I have a Braggs that has formed a SCOBY. Can I add the SCOBY to my jar as well? Is there any benefit? Will it speed up the process at all?
Oh wait, I see you answered someone else that you can use the SCOBY to make scrap vinegar!
Yes! I actually get a SCOBY on my ACV about once every few years. 🙂 I think it’s more likely if you have other SCOBYs in your home. Enjoy!
Thanks for putting up this recipe. Is it ok to still stir which means breaking up the white fillm / SCOBY that has formed on top?
It’s totally fine to break up the pellicle that’s formed on top of your vinegar… in fact, it’s necessary for this recipe! It will probably grow back within a week and it suggests you have a good ferment going. Cheers! Emillie
Can honey in equal amount be used instead of sugar?

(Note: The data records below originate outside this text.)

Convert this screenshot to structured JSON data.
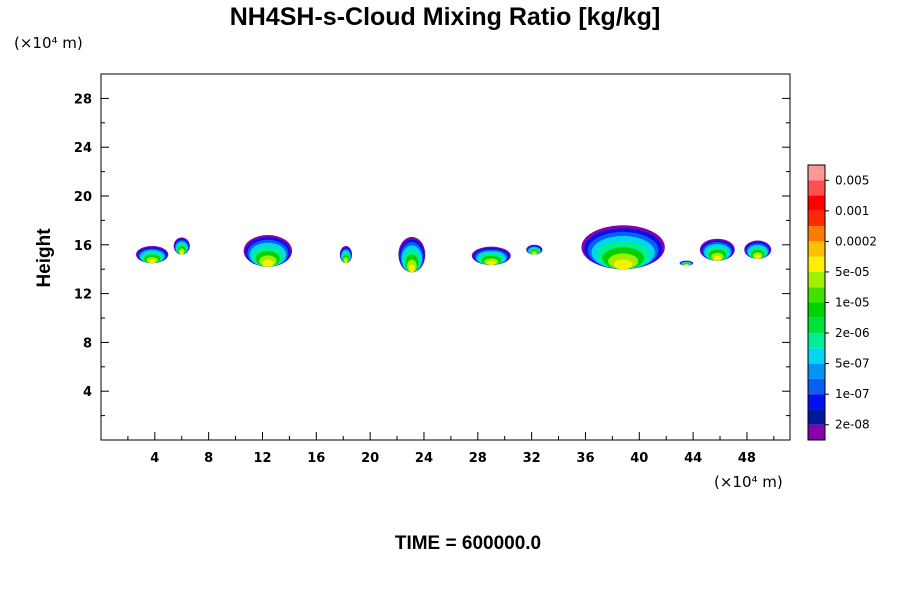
{
  "chart_data": {
    "type": "heatmap",
    "title": "NH4SH-s-Cloud Mixing Ratio [kg/kg]",
    "ylabel": "Height",
    "xlabel": "",
    "y_unit_label": "(×10⁴ m)",
    "x_unit_label": "(×10⁴ m)",
    "xlim": [
      0,
      51.2
    ],
    "ylim": [
      0,
      30
    ],
    "x_ticks": [
      "4",
      "8",
      "12",
      "16",
      "20",
      "24",
      "28",
      "32",
      "36",
      "40",
      "44",
      "48"
    ],
    "y_ticks": [
      "4",
      "8",
      "12",
      "16",
      "20",
      "24",
      "28"
    ],
    "colorbar": {
      "levels": [
        "2e-08",
        "1e-07",
        "5e-07",
        "2e-06",
        "1e-05",
        "5e-05",
        "0.0002",
        "0.001",
        "0.005"
      ],
      "colors": [
        "#8800aa",
        "#00189c",
        "#0010ee",
        "#0b5ef0",
        "#0095f5",
        "#00d6f0",
        "#00ef94",
        "#00e03a",
        "#00d200",
        "#44e000",
        "#a0f000",
        "#fff000",
        "#ffc000",
        "#ff7a00",
        "#ff2a00",
        "#ff0000",
        "#ff5050",
        "#ff9898"
      ]
    },
    "clouds": [
      {
        "x": 3.8,
        "y": 15.2,
        "w": 2.4,
        "h": 1.4
      },
      {
        "x": 6.0,
        "y": 15.9,
        "w": 1.2,
        "h": 1.4
      },
      {
        "x": 12.4,
        "y": 15.5,
        "w": 3.6,
        "h": 2.6
      },
      {
        "x": 18.2,
        "y": 15.2,
        "w": 0.9,
        "h": 1.4
      },
      {
        "x": 23.1,
        "y": 15.2,
        "w": 2.0,
        "h": 2.9
      },
      {
        "x": 29.0,
        "y": 15.1,
        "w": 2.9,
        "h": 1.5
      },
      {
        "x": 32.2,
        "y": 15.6,
        "w": 1.2,
        "h": 0.8
      },
      {
        "x": 38.8,
        "y": 15.8,
        "w": 6.2,
        "h": 3.6
      },
      {
        "x": 43.5,
        "y": 14.5,
        "w": 1.0,
        "h": 0.4
      },
      {
        "x": 45.8,
        "y": 15.6,
        "w": 2.6,
        "h": 1.8
      },
      {
        "x": 48.8,
        "y": 15.6,
        "w": 2.0,
        "h": 1.5
      }
    ]
  },
  "footer": {
    "time_label": "TIME = 600000.0"
  }
}
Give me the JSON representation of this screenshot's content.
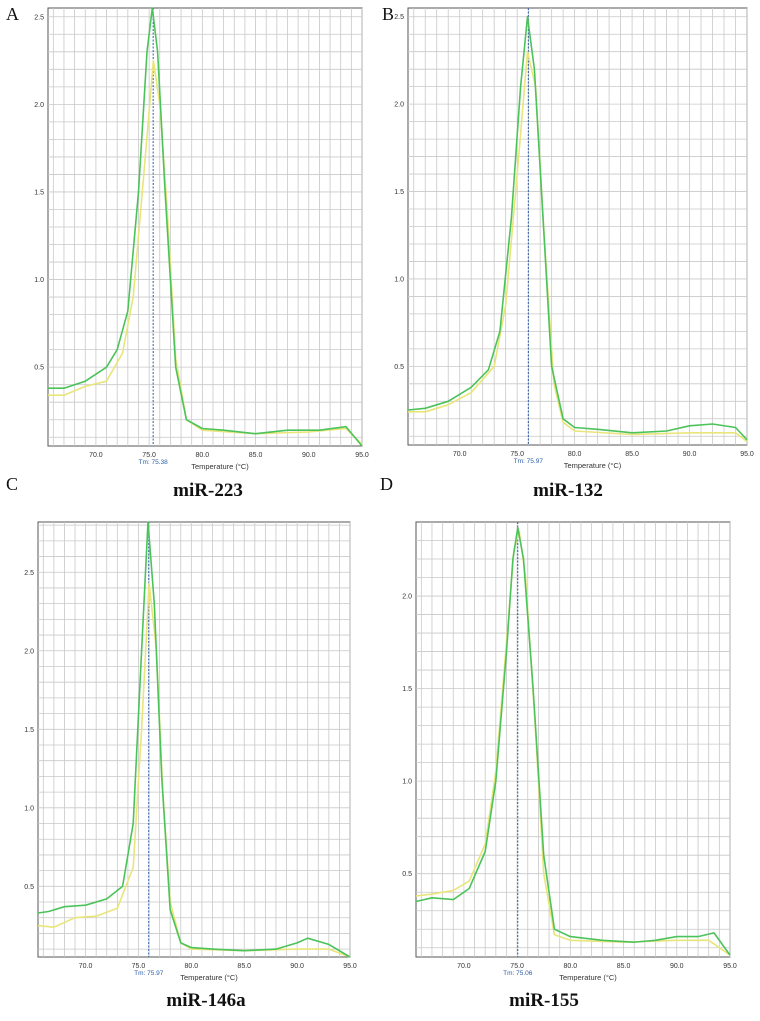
{
  "panels": [
    {
      "letter": "A",
      "gene": "miR-223",
      "tm_label": "Tm: 75.38"
    },
    {
      "letter": "B",
      "gene": "miR-132",
      "tm_label": "Tm: 75.97"
    },
    {
      "letter": "C",
      "gene": "miR-146a",
      "tm_label": "Tm: 75.97"
    },
    {
      "letter": "D",
      "gene": "miR-155",
      "tm_label": "Tm: 75.06"
    }
  ],
  "colors": {
    "sample_green": "#4cc35a",
    "sample_yellow": "#e9e57a",
    "tm_line": "#2a5da8",
    "grid": "#c8c8c8"
  },
  "chart_data": [
    {
      "type": "line",
      "title": "",
      "xlabel": "Temperature (°C)",
      "ylabel": "",
      "xlim": [
        65.5,
        95
      ],
      "ylim": [
        0.05,
        2.55
      ],
      "x_ticks": [
        "70.0",
        "75.0",
        "80.0",
        "85.0",
        "90.0",
        "95.0"
      ],
      "y_ticks": [
        "0.5",
        "1.0",
        "1.5",
        "2.0",
        "2.5"
      ],
      "tm": 75.38,
      "series": [
        {
          "color": "#4cc35a",
          "points": [
            [
              65.5,
              0.38
            ],
            [
              67,
              0.38
            ],
            [
              69,
              0.42
            ],
            [
              71,
              0.5
            ],
            [
              72,
              0.6
            ],
            [
              73,
              0.82
            ],
            [
              74,
              1.5
            ],
            [
              74.8,
              2.3
            ],
            [
              75.3,
              2.55
            ],
            [
              75.8,
              2.3
            ],
            [
              76.5,
              1.5
            ],
            [
              77.5,
              0.5
            ],
            [
              78.5,
              0.2
            ],
            [
              80,
              0.15
            ],
            [
              82,
              0.14
            ],
            [
              85,
              0.12
            ],
            [
              88,
              0.14
            ],
            [
              91,
              0.14
            ],
            [
              93.5,
              0.16
            ],
            [
              95,
              0.05
            ]
          ]
        },
        {
          "color": "#e9e57a",
          "points": [
            [
              65.5,
              0.34
            ],
            [
              67,
              0.34
            ],
            [
              69,
              0.39
            ],
            [
              71,
              0.42
            ],
            [
              72.5,
              0.58
            ],
            [
              73.5,
              0.9
            ],
            [
              74.5,
              1.6
            ],
            [
              75.4,
              2.25
            ],
            [
              76,
              2.0
            ],
            [
              76.7,
              1.4
            ],
            [
              77.5,
              0.55
            ],
            [
              78.5,
              0.2
            ],
            [
              80,
              0.14
            ],
            [
              85,
              0.12
            ],
            [
              90,
              0.13
            ],
            [
              93.5,
              0.15
            ],
            [
              95,
              0.06
            ]
          ]
        }
      ]
    },
    {
      "type": "line",
      "title": "",
      "xlabel": "Temperature (°C)",
      "ylabel": "",
      "xlim": [
        65.5,
        95
      ],
      "ylim": [
        0.05,
        2.55
      ],
      "x_ticks": [
        "70.0",
        "75.0",
        "80.0",
        "85.0",
        "90.0",
        "95.0"
      ],
      "y_ticks": [
        "0.5",
        "1.0",
        "1.5",
        "2.0",
        "2.5"
      ],
      "tm": 75.97,
      "series": [
        {
          "color": "#4cc35a",
          "points": [
            [
              65.5,
              0.25
            ],
            [
              67,
              0.26
            ],
            [
              69,
              0.3
            ],
            [
              71,
              0.38
            ],
            [
              72.5,
              0.48
            ],
            [
              73.5,
              0.7
            ],
            [
              74.5,
              1.35
            ],
            [
              75.3,
              2.1
            ],
            [
              75.9,
              2.5
            ],
            [
              76.5,
              2.2
            ],
            [
              77.2,
              1.4
            ],
            [
              78,
              0.5
            ],
            [
              79,
              0.2
            ],
            [
              80,
              0.15
            ],
            [
              82,
              0.14
            ],
            [
              85,
              0.12
            ],
            [
              88,
              0.13
            ],
            [
              90,
              0.16
            ],
            [
              92,
              0.17
            ],
            [
              94,
              0.15
            ],
            [
              95,
              0.08
            ]
          ]
        },
        {
          "color": "#e9e57a",
          "points": [
            [
              65.5,
              0.24
            ],
            [
              67,
              0.24
            ],
            [
              69,
              0.28
            ],
            [
              71,
              0.35
            ],
            [
              73,
              0.5
            ],
            [
              74,
              0.85
            ],
            [
              75,
              1.6
            ],
            [
              75.9,
              2.3
            ],
            [
              76.6,
              2.1
            ],
            [
              77.3,
              1.3
            ],
            [
              78.2,
              0.4
            ],
            [
              79,
              0.18
            ],
            [
              80,
              0.13
            ],
            [
              85,
              0.11
            ],
            [
              90,
              0.12
            ],
            [
              94,
              0.12
            ],
            [
              95,
              0.07
            ]
          ]
        }
      ]
    },
    {
      "type": "line",
      "title": "",
      "xlabel": "Temperature (°C)",
      "ylabel": "",
      "xlim": [
        65.5,
        95
      ],
      "ylim": [
        0.05,
        2.82
      ],
      "x_ticks": [
        "70.0",
        "75.0",
        "80.0",
        "85.0",
        "90.0",
        "95.0"
      ],
      "y_ticks": [
        "0.5",
        "1.0",
        "1.5",
        "2.0",
        "2.5"
      ],
      "tm": 75.97,
      "series": [
        {
          "color": "#4cc35a",
          "points": [
            [
              65.5,
              0.33
            ],
            [
              66.5,
              0.34
            ],
            [
              68,
              0.37
            ],
            [
              70,
              0.38
            ],
            [
              72,
              0.42
            ],
            [
              73.5,
              0.5
            ],
            [
              74.5,
              0.9
            ],
            [
              75.3,
              2.0
            ],
            [
              75.9,
              2.82
            ],
            [
              76.5,
              2.3
            ],
            [
              77.2,
              1.2
            ],
            [
              78,
              0.35
            ],
            [
              79,
              0.14
            ],
            [
              80,
              0.11
            ],
            [
              82,
              0.1
            ],
            [
              85,
              0.09
            ],
            [
              88,
              0.1
            ],
            [
              90,
              0.14
            ],
            [
              91,
              0.17
            ],
            [
              93,
              0.13
            ],
            [
              95,
              0.05
            ]
          ]
        },
        {
          "color": "#e9e57a",
          "points": [
            [
              65.5,
              0.25
            ],
            [
              67,
              0.24
            ],
            [
              69,
              0.3
            ],
            [
              71,
              0.31
            ],
            [
              73,
              0.36
            ],
            [
              74.5,
              0.62
            ],
            [
              75.3,
              1.5
            ],
            [
              76,
              2.43
            ],
            [
              76.7,
              2.0
            ],
            [
              77.3,
              1.1
            ],
            [
              78,
              0.4
            ],
            [
              79,
              0.14
            ],
            [
              80,
              0.1
            ],
            [
              85,
              0.09
            ],
            [
              90,
              0.1
            ],
            [
              93,
              0.1
            ],
            [
              95,
              0.05
            ]
          ]
        }
      ]
    },
    {
      "type": "line",
      "title": "",
      "xlabel": "Temperature (°C)",
      "ylabel": "",
      "xlim": [
        65.5,
        95
      ],
      "ylim": [
        0.05,
        2.4
      ],
      "x_ticks": [
        "70.0",
        "75.0",
        "80.0",
        "85.0",
        "90.0",
        "95.0"
      ],
      "y_ticks": [
        "0.5",
        "1.0",
        "1.5",
        "2.0"
      ],
      "tm": 75.06,
      "series": [
        {
          "color": "#4cc35a",
          "points": [
            [
              65.5,
              0.35
            ],
            [
              67,
              0.37
            ],
            [
              69,
              0.36
            ],
            [
              70.5,
              0.42
            ],
            [
              72,
              0.62
            ],
            [
              73,
              1.0
            ],
            [
              74,
              1.7
            ],
            [
              74.6,
              2.2
            ],
            [
              75.06,
              2.37
            ],
            [
              75.6,
              2.2
            ],
            [
              76.5,
              1.5
            ],
            [
              77.5,
              0.6
            ],
            [
              78.5,
              0.2
            ],
            [
              80,
              0.16
            ],
            [
              83,
              0.14
            ],
            [
              86,
              0.13
            ],
            [
              88,
              0.14
            ],
            [
              90,
              0.16
            ],
            [
              92,
              0.16
            ],
            [
              93.5,
              0.18
            ],
            [
              95,
              0.06
            ]
          ]
        },
        {
          "color": "#e9e57a",
          "points": [
            [
              65.5,
              0.38
            ],
            [
              67,
              0.39
            ],
            [
              69,
              0.41
            ],
            [
              70.5,
              0.46
            ],
            [
              72,
              0.66
            ],
            [
              73,
              1.05
            ],
            [
              74,
              1.75
            ],
            [
              74.7,
              2.25
            ],
            [
              75.2,
              2.35
            ],
            [
              75.8,
              2.1
            ],
            [
              76.7,
              1.3
            ],
            [
              77.5,
              0.5
            ],
            [
              78.5,
              0.17
            ],
            [
              80,
              0.14
            ],
            [
              85,
              0.13
            ],
            [
              90,
              0.14
            ],
            [
              93,
              0.14
            ],
            [
              95,
              0.06
            ]
          ]
        }
      ]
    }
  ]
}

There are two issues with swapping honey (or any other sweetener) in this recipe. 1. The yeast in ACV feeds on sucrose. So regular sugar or coconut sugar is fine. Honey is a mix of glucose-fructose, so it won’t properly feed the yeast. 2. Raw honey naturally has its own bacteria and yeast culture. So it will ferment into mead first. Mead can ferment into vinegar, it just won’t be the same flavor as typical ACV.
If you are concerned about consuming sugar, I can assure you, that there really isn’t any left in the final product. If you happen to have a lot of raw honey, then feel free to use it and turn this recipe into a mead-based variation!
Once it is done and strained does it need to be refrigerated or is it pantry safe to store?
Nope! The vinegar is shelf-stable, just like all other kinds of vinegar. However, you do need to let it fully ferment with a cloth or coffee filter cover for at least 1 more month after straining. Otherwise, the acetic acid bacteria won’t be able to do their work. Cheers!
After fermenting the liquid for 6 months in the closet with a coffee filter top, I have what looks and smells like a healthy ferment. It has a mother and a pellicle, which is now dropping down since I moved it. Do I strain it now and then let it sit in the closet again for another month or do I refrigerate it without staining the mother out? I just want to make sure I’m finishing it off properly. Thank you so much!
Hurrah! It sounds like a great batch of scrap ACV. When I’m ready to start using it, I just strain it into a bottle and store it in the cupboard with my other bottles of vinegar. It may grow a mini-pellicule, but after 6 months, it’s probably done fermenting. Enjoy!